There's a big conversation embedded on this about when solitude turns poisonous, which is also a tough balance to strike as an independent thinker! I've been talking a lot this year about the concept of multiple selves, and Kaag does too, except he mentions it mostly within parenthood/without the context of his daughter, then again in partnership/alone. You can't be entirely visible to one person, but the trouble comes when you start to believe that the impossibility of 360-degree awareness of multiplicity means that who you are with others is somehow less authentic than who you are in complete isolation and darkness. When you go too abstract, you can lose touch with reality and other people in a way that can leave deep scars over time because you redefine authenticity.
“Being a parent is to live out such a disjunction between duty and personal freedom—to love a child with one’s entire being, but to preserve something of one’s identity that parenting cannot touch. Nietzsche explains how this divided self is not only possible but inevitable.”
I'm also largely of the opinion that, as shame grows, it compounds all of this.
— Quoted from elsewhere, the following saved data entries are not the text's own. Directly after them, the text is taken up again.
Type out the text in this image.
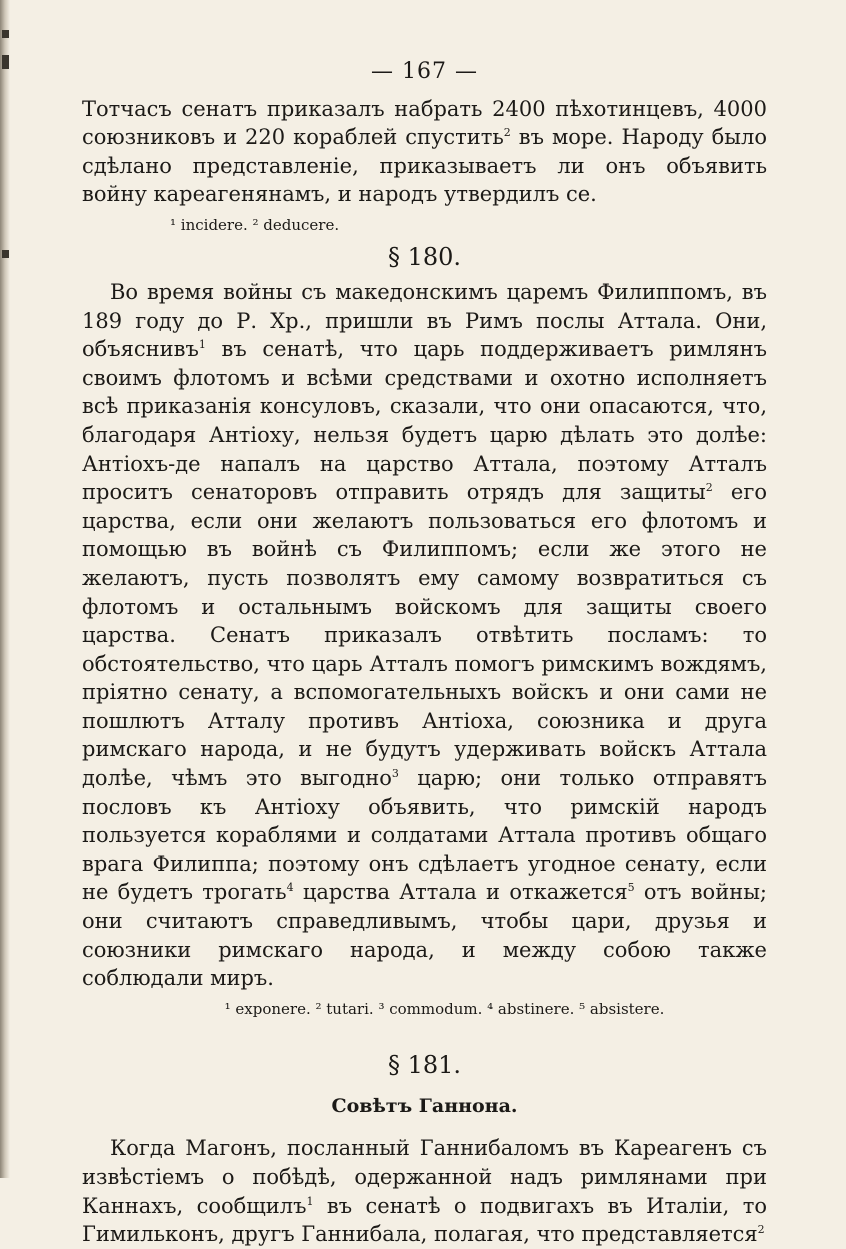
— 167 —

Тотчасъ сенатъ приказалъ набрать 2400 пѣхотинцевъ, 4000 союзниковъ и 220 кораблей спустить$^2$ въ море. Народу было сдѣлано представленіе, приказываетъ ли онъ объявить войну кареагенянамъ, и народъ утвердилъ се.

¹ incidere. ² deducere.
§ 180.

Во время войны съ македонскимъ царемъ Филиппомъ, въ 189 году до Р. Хр., пришли въ Римъ послы Аттала. Они, объяснивъ$^1$ въ сенатѣ, что царь поддерживаетъ римлянъ своимъ флотомъ и всѣми средствами и охотно исполняетъ всѣ приказанія консуловъ, сказали, что они опасаются, что, благодаря Антіоху, нельзя будетъ царю дѣлать это долѣе: Антіохъ-де напалъ на царство Аттала, поэтому Атталъ проситъ сенаторовъ отправить отрядъ для защиты$^2$ его царства, если они желаютъ пользоваться его флотомъ и помощью въ войнѣ съ Филиппомъ; если же этого не желаютъ, пусть позволятъ ему самому возвратиться съ флотомъ и остальнымъ войскомъ для защиты своего царства. Сенатъ приказалъ отвѣтить посламъ: то обстоятельство, что царь Атталъ помогъ римскимъ вождямъ, пріятно сенату, а вспомогательныхъ войскъ и они сами не пошлютъ Атталу противъ Антіоха, союзника и друга римскаго народа, и не будутъ удерживать войскъ Аттала долѣе, чѣмъ это выгодно$^3$ царю; они только отправятъ пословъ къ Антіоху объявить, что римскій народъ пользуется кораблями и солдатами Аттала противъ общаго врага Филиппа; поэтому онъ сдѣлаетъ угодное сенату, если не будетъ трогать$^4$ царства Аттала и откажется$^5$ отъ войны; они считаютъ справедливымъ, чтобы цари, друзья и союзники римскаго народа, и между собою также соблюдали миръ.

¹ exponere. ² tutari. ³ commodum. ⁴ abstinere. ⁵ absistere.
§ 181.
Совѣтъ Ганнона.

Когда Магонъ, посланный Ганнибаломъ въ Кареагенъ съ извѣстіемъ о побѣдѣ, одержанной надъ римлянами при Каннахъ, сообщилъ$^1$ въ сенатѣ о подвигахъ въ Италіи, то Гимильконъ, другъ Ганнибала, полагая, что представляется$^2$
The fear of shame (of admitting internal contradiction, or darkness, or possible inauthenticity) is what bars people from having the slow connections and conversations that make you realize you don't have to be alone in a spiral. But that's me getting sappy/sad about those who feel completely cut off from others. (Again, always here to listen to anyone who needs. Knowing darkness doesn't mean judging it!)
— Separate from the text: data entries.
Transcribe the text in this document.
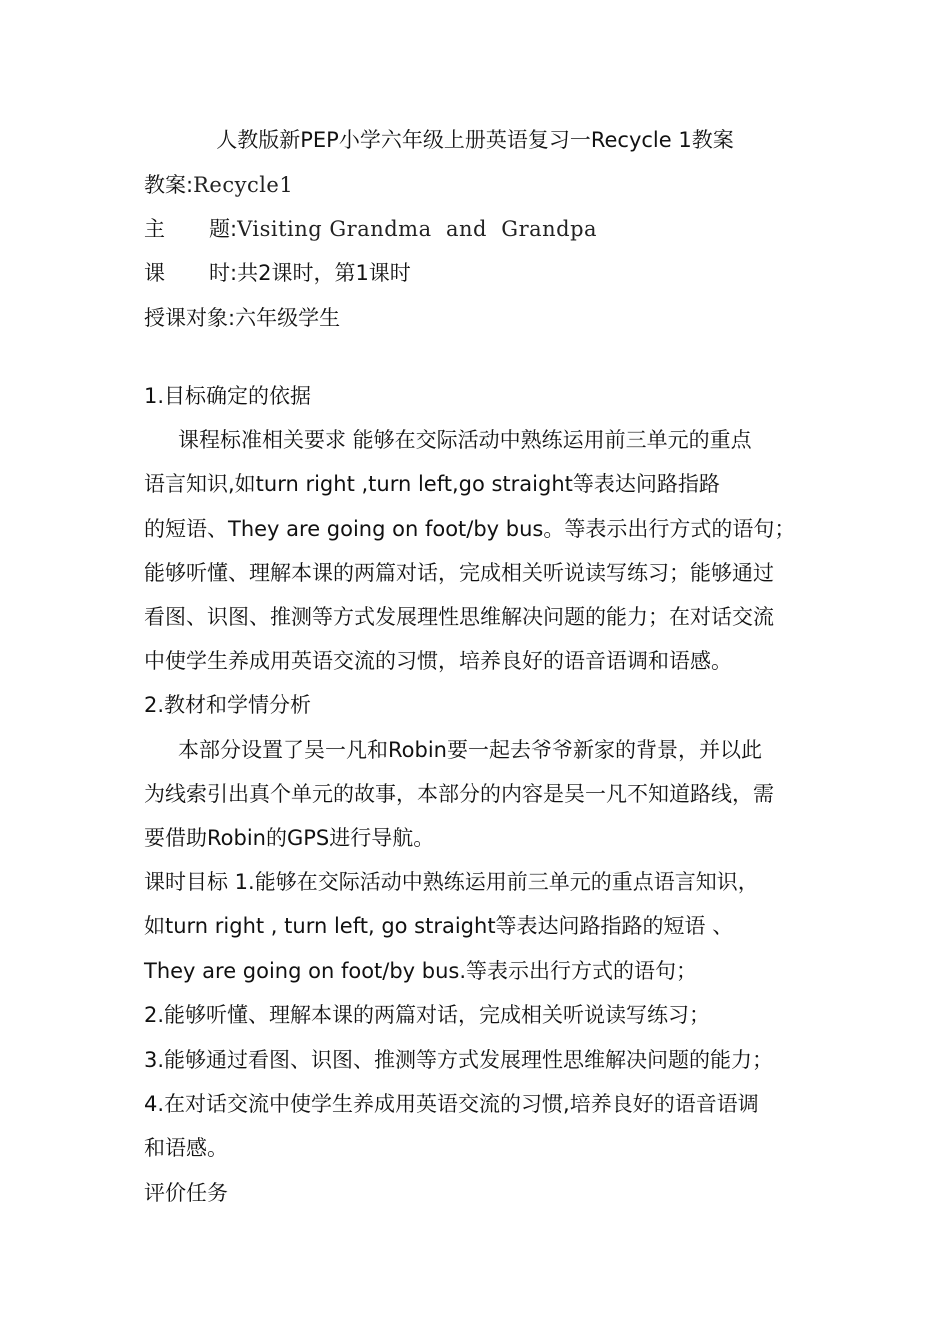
人教版新PEP小学六年级上册英语复习一Recycle 1教案
教案:Recycle1
主 题:Visiting Grandma  and  Grandpa
课 时:共2课时，第1课时
授课对象:六年级学生
1.目标确定的依据
课程标准相关要求 能够在交际活动中熟练运用前三单元的重点
语言知识,如turn right ,turn left,go straight等表达问路指路
的短语、They are going on foot/by bus。等表示出行方式的语句；
能够听懂、理解本课的两篇对话，完成相关听说读写练习；能够通过
看图、识图、推测等方式发展理性思维解决问题的能力；在对话交流
中使学生养成用英语交流的习惯，培养良好的语音语调和语感。
2.教材和学情分析
本部分设置了吴一凡和Robin要一起去爷爷新家的背景，并以此
为线索引出真个单元的故事，本部分的内容是吴一凡不知道路线，需
要借助Robin的GPS进行导航。
课时目标 1.能够在交际活动中熟练运用前三单元的重点语言知识，
如turn right , turn left, go straight等表达问路指路的短语 、
They are going on foot/by bus.等表示出行方式的语句；
2.能够听懂、理解本课的两篇对话，完成相关听说读写练习；
3.能够通过看图、识图、推测等方式发展理性思维解决问题的能力；
4.在对话交流中使学生养成用英语交流的习惯,培养良好的语音语调
和语感。
评价任务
Overall, it's a solid read that explains a lot of Nietzsche and has a lot of the balance I like from anybody doing a deep dive on a topic or figure. That being said, because Kaag is kind of a polarizing figure himself at times, you might find aspects of his lifestyle or reasoning abrasive.
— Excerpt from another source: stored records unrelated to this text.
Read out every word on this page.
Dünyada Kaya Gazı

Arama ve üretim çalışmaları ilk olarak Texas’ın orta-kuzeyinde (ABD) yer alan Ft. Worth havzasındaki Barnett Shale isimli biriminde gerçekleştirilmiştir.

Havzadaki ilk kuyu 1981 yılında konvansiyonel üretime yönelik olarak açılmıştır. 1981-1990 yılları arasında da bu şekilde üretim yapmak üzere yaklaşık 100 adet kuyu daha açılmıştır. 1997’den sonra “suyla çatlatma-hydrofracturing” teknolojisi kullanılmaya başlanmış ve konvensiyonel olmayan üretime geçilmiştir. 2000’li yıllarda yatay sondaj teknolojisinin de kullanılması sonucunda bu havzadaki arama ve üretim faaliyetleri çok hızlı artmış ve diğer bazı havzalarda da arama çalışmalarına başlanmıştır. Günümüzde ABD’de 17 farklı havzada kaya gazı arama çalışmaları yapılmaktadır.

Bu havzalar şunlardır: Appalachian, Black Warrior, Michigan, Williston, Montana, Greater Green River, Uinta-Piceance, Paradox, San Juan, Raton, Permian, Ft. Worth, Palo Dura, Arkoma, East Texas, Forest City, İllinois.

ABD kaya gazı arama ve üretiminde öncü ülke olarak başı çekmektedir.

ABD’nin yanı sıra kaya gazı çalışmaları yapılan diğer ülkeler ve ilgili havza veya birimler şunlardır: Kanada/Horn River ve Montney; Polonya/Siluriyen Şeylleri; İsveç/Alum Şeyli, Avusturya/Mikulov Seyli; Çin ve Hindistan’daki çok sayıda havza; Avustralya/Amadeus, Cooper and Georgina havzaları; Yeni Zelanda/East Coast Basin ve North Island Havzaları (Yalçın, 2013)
I'm liking my follow-up read of American Philosophy, and appreciated reading this one before my own trip. I may or may not read a third book, but if I find him to not really have learned his lesson in regards to acknowledging other people, I'd probably put it down. Hopefully that's not the case!
For fans of
American Philosophy: A Love Story by John Kaag; Consider the Lobster by David Foster Wallace; On Muscle by Bonnie Tsui; After the North Pole by Erling Kagge; The Snow Leopard by Peter Matthiessen; Siddhartha by Hermann Hesse; Nietzsche, obviously, etc.